La vente d'un site internet est un acte comportant d’importants risques juridiques et qui donc nécessite la rédaction d'un contrat (bien que l’écrit ne soit pas obligatoire). Outre le fait que ce dernier permettra d'écarter la nullité de la vente, il présente l'intérêt d'éviter, sinon de diminuer, tout litige entre les parties.
Le respect du droit d’auteur
Une des spécificités du site internet, c’est d’avoir un contenu. Il faudra donc être très vigilant lors de la vente, de respecter les dispositions protégeant le droit d’auteur.
Ces dispositions se trouvent dans le Code de la propriété intellectuelle (articles L131-1 et suivants).
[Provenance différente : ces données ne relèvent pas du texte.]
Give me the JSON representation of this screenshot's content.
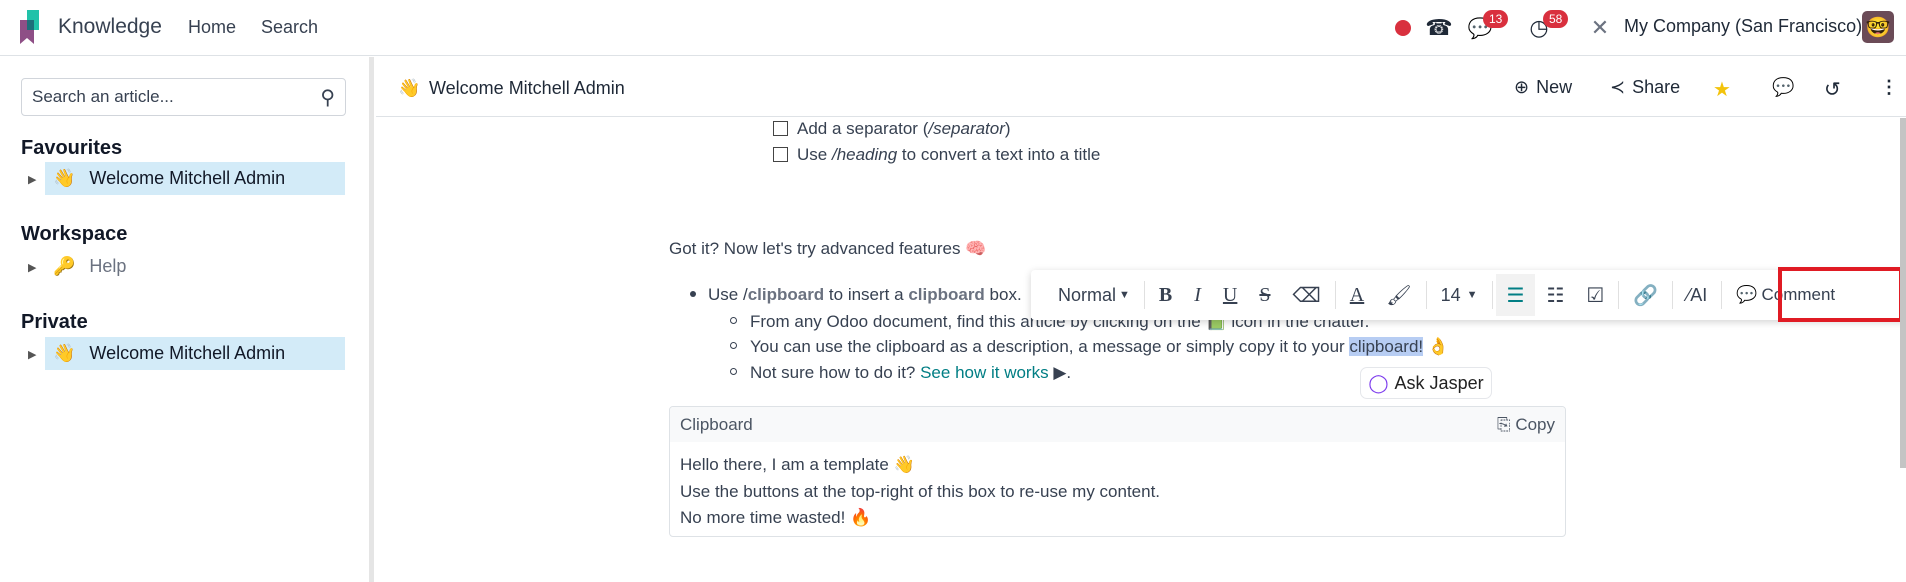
{
  "topbar": {
    "app_name": "Knowledge",
    "nav": [
      "Home",
      "Search"
    ],
    "messages_count": "13",
    "activities_count": "58",
    "company": "My Company (San Francisco)",
    "colors": {
      "badge": "#d9303e",
      "status_dot": "#d9303e"
    }
  },
  "sidebar": {
    "search_placeholder": "Search an article...",
    "sections": [
      {
        "title": "Favourites",
        "items": [
          {
            "icon": "👋",
            "label": "Welcome Mitchell Admin",
            "selected": true
          }
        ]
      },
      {
        "title": "Workspace",
        "items": [
          {
            "icon": "🔑",
            "label": "Help",
            "selected": false
          }
        ]
      },
      {
        "title": "Private",
        "items": [
          {
            "icon": "👋",
            "label": "Welcome Mitchell Admin",
            "selected": true
          }
        ]
      }
    ]
  },
  "article": {
    "icon": "👋",
    "title": "Welcome Mitchell Admin",
    "actions": {
      "new": "New",
      "share": "Share"
    },
    "checklist": [
      {
        "pre": "Add a separator (",
        "em": "/separator",
        "post": ")"
      },
      {
        "pre": "Use ",
        "em": "/heading",
        "post": " to convert a text into a title"
      }
    ],
    "advanced": "Got it? Now let's try advanced features 🧠",
    "bullet": {
      "p1": "Use /",
      "k1": "clipboard",
      "p2": " to insert a ",
      "k2": "clipboard",
      "p3": " box."
    },
    "sub": [
      "From any Odoo document, find this article by clicking on the 📗 icon in the chatter.",
      {
        "pre": "You can use the clipboard as a description, a message or simply copy it to your ",
        "sel": "clipboard!",
        "post": " 👌"
      },
      {
        "pre": "Not sure how to do it? ",
        "link": "See how it works",
        "post": " ▶."
      }
    ],
    "clipboard": {
      "title": "Clipboard",
      "copy": "Copy",
      "lines": [
        "Hello there, I am a template 👋",
        "Use the buttons at the top-right of this box to re-use my content.",
        "No more time wasted! 🔥"
      ]
    }
  },
  "toolbar": {
    "style": "Normal",
    "font_size": "14",
    "ai": "AI",
    "comment": "Comment",
    "highlight_color": "#e01b24"
  },
  "jasper": {
    "label": "Ask Jasper"
  }
}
En effet, le non-respect de certaines de ces dispositions pourra conduire à la nullité de l’acte de vente. Aussi, avant d’acheter ou de céder un site internet, il est primordial de s’assurer que les droits d’auteur appartiennent bien à celui qui s’en prévaut, et que leur transfert est réalisable.
Clauses particulières
Le principe en droit français étant celui du consensualisme, les cocontractants pourront inclure diverses clauses dans leur contrat, sous réserve que celles-ci ne soient pas abusives.
La loi du 1er février 1995, concernant les clauses abusives, dispose qu'il s'agit de clauses qui créent un déséquilibre significatif entre les droits et les obligations des parties dans un contrat entre un professionnel et un non-professionnel. Elles sont réputées non-écrites : le contrat reste valable mais sera interprété comme si ces clauses n’y avaient jamais été insérées.
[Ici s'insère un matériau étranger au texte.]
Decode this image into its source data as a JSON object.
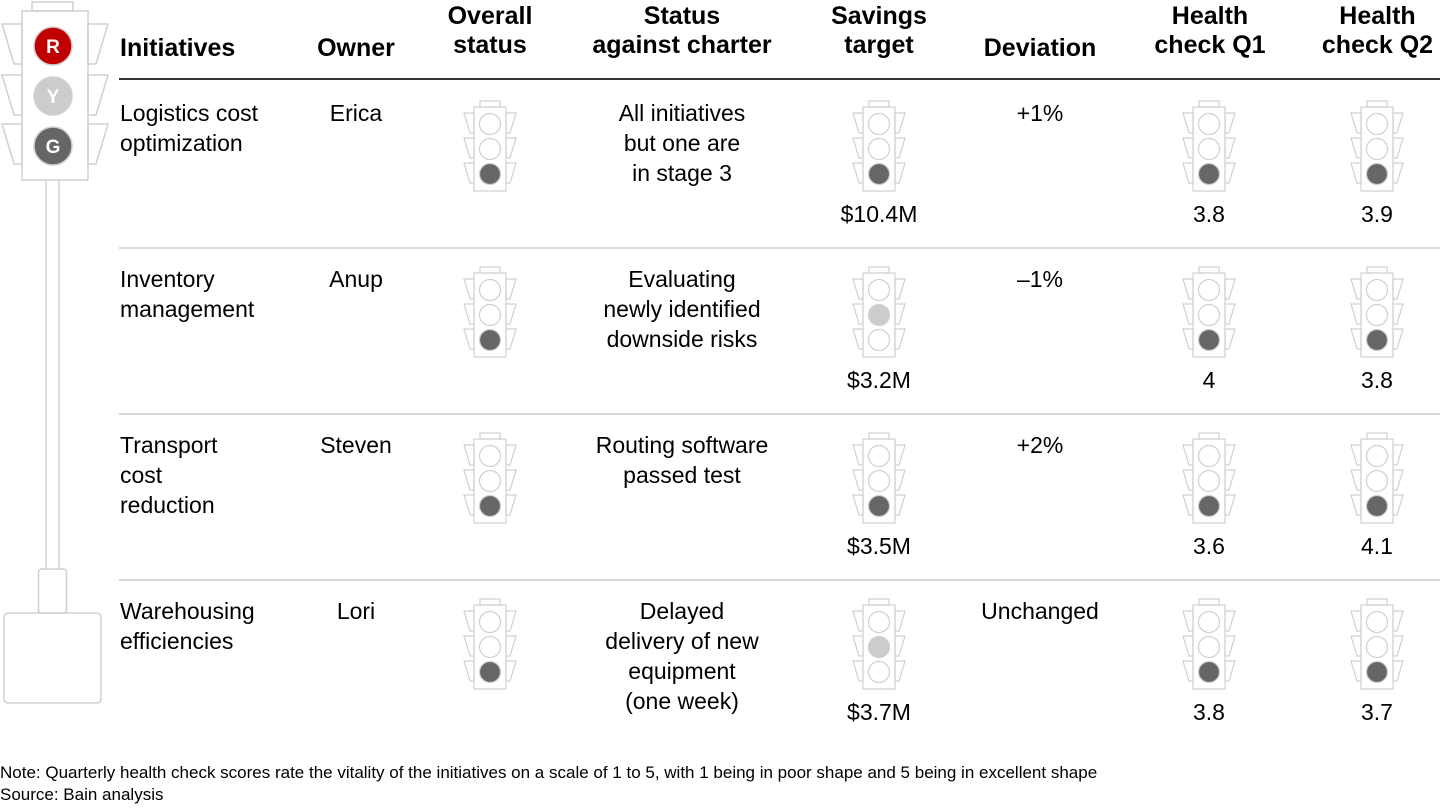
{
  "legend": {
    "labels": [
      "R",
      "Y",
      "G"
    ],
    "colors": {
      "red": "#c00000",
      "yellow": "#cccccc",
      "green": "#666666"
    }
  },
  "headers": {
    "initiatives": "Initiatives",
    "owner": "Owner",
    "overall_1": "Overall",
    "overall_2": "status",
    "charter_1": "Status",
    "charter_2": "against charter",
    "savings_1": "Savings",
    "savings_2": "target",
    "deviation": "Deviation",
    "hc1_1": "Health",
    "hc1_2": "check Q1",
    "hc2_1": "Health",
    "hc2_2": "check Q2"
  },
  "rows": [
    {
      "initiative": [
        "Logistics cost",
        "optimization"
      ],
      "owner": "Erica",
      "overall": "green",
      "charter": [
        "All initiatives",
        "but one are",
        "in stage 3"
      ],
      "savings_light": "green",
      "savings": "$10.4M",
      "deviation": "+1%",
      "hc1_light": "green",
      "hc1": "3.8",
      "hc2_light": "green",
      "hc2": "3.9"
    },
    {
      "initiative": [
        "Inventory",
        "management"
      ],
      "owner": "Anup",
      "overall": "green",
      "charter": [
        "Evaluating",
        "newly identified",
        "downside risks"
      ],
      "savings_light": "yellow",
      "savings": "$3.2M",
      "deviation": "–1%",
      "hc1_light": "green",
      "hc1": "4",
      "hc2_light": "green",
      "hc2": "3.8"
    },
    {
      "initiative": [
        "Transport",
        "cost",
        "reduction"
      ],
      "owner": "Steven",
      "overall": "green",
      "charter": [
        "Routing software",
        "passed test"
      ],
      "savings_light": "green",
      "savings": "$3.5M",
      "deviation": "+2%",
      "hc1_light": "green",
      "hc1": "3.6",
      "hc2_light": "green",
      "hc2": "4.1"
    },
    {
      "initiative": [
        "Warehousing",
        "efficiencies"
      ],
      "owner": "Lori",
      "overall": "green",
      "charter": [
        "Delayed",
        "delivery of new",
        "equipment",
        "(one week)"
      ],
      "savings_light": "yellow",
      "savings": "$3.7M",
      "deviation": "Unchanged",
      "hc1_light": "green",
      "hc1": "3.8",
      "hc2_light": "green",
      "hc2": "3.7"
    }
  ],
  "footnotes": {
    "note": "Note: Quarterly health check scores rate the vitality of the initiatives on a scale of 1 to 5, with 1 being in poor shape and 5 being in excellent shape",
    "source": "Source: Bain analysis"
  }
}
Parmi les clauses particulières que ce contrat pourra contenir, on pourra trouver des clauses de non-concurrence, des clauses de garantie (en plus de la garantie légale dont dispose les articles 1625 et suivants du Code civil, le vendeur peut offrir à l’acheteur une garantie contractuelle).
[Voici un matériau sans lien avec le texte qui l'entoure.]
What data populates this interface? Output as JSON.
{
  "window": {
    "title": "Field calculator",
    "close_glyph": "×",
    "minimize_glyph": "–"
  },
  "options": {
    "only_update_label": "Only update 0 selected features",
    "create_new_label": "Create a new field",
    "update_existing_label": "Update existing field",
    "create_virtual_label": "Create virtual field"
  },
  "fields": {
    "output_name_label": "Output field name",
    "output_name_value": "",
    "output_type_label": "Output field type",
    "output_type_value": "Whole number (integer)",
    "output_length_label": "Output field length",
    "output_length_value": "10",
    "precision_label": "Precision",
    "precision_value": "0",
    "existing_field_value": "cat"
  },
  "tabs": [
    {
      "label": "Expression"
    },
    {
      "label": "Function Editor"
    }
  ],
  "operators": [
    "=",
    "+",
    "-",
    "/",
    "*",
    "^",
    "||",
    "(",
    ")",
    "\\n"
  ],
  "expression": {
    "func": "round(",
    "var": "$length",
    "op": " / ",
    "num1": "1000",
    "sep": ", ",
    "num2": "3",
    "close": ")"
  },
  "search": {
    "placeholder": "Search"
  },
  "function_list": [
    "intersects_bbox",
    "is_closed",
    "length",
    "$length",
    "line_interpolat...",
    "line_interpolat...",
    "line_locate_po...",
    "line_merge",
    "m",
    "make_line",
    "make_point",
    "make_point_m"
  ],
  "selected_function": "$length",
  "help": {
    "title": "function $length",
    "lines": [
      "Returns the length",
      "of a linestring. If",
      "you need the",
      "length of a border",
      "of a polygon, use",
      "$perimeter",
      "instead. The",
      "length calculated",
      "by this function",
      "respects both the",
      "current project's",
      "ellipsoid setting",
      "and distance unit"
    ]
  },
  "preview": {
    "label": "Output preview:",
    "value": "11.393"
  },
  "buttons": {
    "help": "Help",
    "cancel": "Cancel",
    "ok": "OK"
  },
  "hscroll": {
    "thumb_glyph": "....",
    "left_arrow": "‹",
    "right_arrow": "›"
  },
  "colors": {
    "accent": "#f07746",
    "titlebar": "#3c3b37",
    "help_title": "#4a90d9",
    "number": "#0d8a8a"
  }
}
Ces clauses sont libres, elles pourront aborder des détails pratiques, comme le transfert du nom de domaine ou de l’hébergement, l’utilisation des adresses emails, etc.
Dans cette transaction, il faudra aussi s’assurer que les formalités fiscales qui s’appliquent à ce type de cession sont respectées.
Evaluer le site internet
Evaluer la valeur d’un site internet est un exercice à haut risque. En effet, internet est un outil très réactif, les choses y changent vite et évaluer un site est donc périlleux.
Généralement, lorsqu’on évalue un fonds de commerce (si le site internet en est un), on étudie le chiffre d’affaires sur les dernières années, et son potentiel pour les années futures. Cependant, internet est plus réactif qu’un marché normal, aussi cette méthode atteint-elle rapidement ses limites. La même méthode s’applique à partir des bénéfices réalisés par le site internet, avec les mêmes limites.
Quant à un site web en général, sa valeur se jugera à son contenu (dans le respect du droit d’auteur). On pourra aussi prendre en compte d’autres éléments, comme l’auteur du site, la navigation, le nom de domaine, le contenu publicitaire du site, son trafic, son graphisme, son potentiel de vente, sa sécurité, sa gestion ou encore, son administration.
Quoiqu’il en soit, il faut toujours se rappeler qu’un site internet peut dépérir très rapidement, ou gagner très vite en trafic. Aussi son contenu, sa clientèle, sa capacité à évoluer seront des éléments à prendre en compte. Les bénéfices et le chiffre d’affaires seront à eux seuls bien souvent insuffisants pour juger de la valeur du site.
Le site internet, un fonds de commerce ?
Dans le cas d’un site marchand, il arrivera que le site internet ne puisse être vendu par un simple contrat de vente, si ce site peut être considéré comme un fonds de commerce. Cela se justifie car par exemple, certaines entreprises ne fonctionnent que par leur commerce sur internet.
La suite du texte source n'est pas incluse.